Spatiotemporal variations of Early to Middle Paleozoic magmatism in northern Beishan: Implications for accretionary and collisional processes in the southern Central Asian Orogenic belt

Spatiotemporal variations in magmatic compositions reflect changes in magma sources and their formation conditions, offering insights into geodynamic processes. This study presents new zircon U–Pb and geochemical data for early–mid Paleozoic granitoids in northern Beishan, located within the southern Central Asian Orogenic Belt. Late Ordovician (451 Ma) granodiorites are I-type and formed through water-fluxed melting of amphibolites. Early Devonian (403–397 Ma) granites show I-, S-, and A-type affinities with enriched Sr–Nd isotopes, indicating ancient crustal sources.

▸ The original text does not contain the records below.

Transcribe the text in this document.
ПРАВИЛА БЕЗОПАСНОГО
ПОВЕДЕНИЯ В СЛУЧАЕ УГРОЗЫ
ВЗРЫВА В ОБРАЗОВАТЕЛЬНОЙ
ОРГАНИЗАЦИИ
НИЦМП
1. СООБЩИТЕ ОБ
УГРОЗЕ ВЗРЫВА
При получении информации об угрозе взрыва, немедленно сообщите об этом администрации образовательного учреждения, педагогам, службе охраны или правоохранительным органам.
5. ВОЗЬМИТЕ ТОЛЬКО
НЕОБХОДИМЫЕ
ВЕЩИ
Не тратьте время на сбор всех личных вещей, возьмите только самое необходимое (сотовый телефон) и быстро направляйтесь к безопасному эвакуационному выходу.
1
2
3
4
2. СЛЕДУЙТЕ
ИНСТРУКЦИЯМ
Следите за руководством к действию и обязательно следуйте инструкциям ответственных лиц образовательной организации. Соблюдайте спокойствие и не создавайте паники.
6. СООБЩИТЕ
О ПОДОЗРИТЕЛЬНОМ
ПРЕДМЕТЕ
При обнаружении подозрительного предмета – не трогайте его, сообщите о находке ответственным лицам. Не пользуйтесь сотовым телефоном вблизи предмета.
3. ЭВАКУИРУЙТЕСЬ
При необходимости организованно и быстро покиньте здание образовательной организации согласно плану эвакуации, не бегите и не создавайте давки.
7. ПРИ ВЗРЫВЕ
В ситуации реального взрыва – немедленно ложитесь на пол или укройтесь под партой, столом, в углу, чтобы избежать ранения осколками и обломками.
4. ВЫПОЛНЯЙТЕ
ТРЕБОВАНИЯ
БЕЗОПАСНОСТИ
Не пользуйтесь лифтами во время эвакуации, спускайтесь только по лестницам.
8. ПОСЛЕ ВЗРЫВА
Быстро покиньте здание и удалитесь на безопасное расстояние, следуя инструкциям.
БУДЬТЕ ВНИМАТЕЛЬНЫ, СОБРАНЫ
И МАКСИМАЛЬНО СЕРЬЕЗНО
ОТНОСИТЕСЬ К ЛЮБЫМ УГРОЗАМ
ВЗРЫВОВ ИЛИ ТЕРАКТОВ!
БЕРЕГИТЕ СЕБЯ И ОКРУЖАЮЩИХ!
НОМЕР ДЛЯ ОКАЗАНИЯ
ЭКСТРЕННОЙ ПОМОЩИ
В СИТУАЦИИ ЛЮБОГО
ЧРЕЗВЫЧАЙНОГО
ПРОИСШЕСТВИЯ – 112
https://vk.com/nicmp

Late Devonian to early Carboniferous (366–357 Ma) granitoids exhibit I-type characteristics. They and coeval intermediate-felsic intrusives show similar Sr–Nd–Hf isotopes, with 87Sr/86Sr(i) from 0.7045 to 0.7075, εNd(t) from −2.93–0.92, and zircon εHf(t) predominantly ranging from 2.9 to 6.5. Geochemical studies suggest their derivation from metasomatized mantle, with fractional crystallization playing a key role. Available data reveal three magmatic stages: ∼500–420 Ma, ∼420–390 Ma, and ∼ 370–350 Ma. Stage I mainly consists of (quartz) diorites, granodiorites, and granites. They show increasing K2O/Na2O and zircon saturation temperatures from south to north, with the Hanshan unit characterized by A-type granites. These variations reflect northward subduction of the Beishan Ocean, leading to water-fluxed crustal melting in the Mazongshan arc and dehydration melting in the Hanshan back-arc. In Stage II, complex mafic–felsic rock associations composed of (quartz) diorites, high-silica granites, gabbros, and intermediate–mafic volcanic rocks, along with high temperatures required for S- and A-type granite formation, suggest increased mantle heat input from slab breakoff following Beishan Ocean closure. Stage III rocks, confined to the Mazongshan unit, consist of diorites, tonalites, granodiorites, and granites associated with southward subduction of the Jijitaizi–Xiaohuangshan Ocean. This study demonstrates that multistage subduction–accretion contributed to Beishan orogen formation, highlighting magmatic compositional variations as key to understanding accretionary orogens.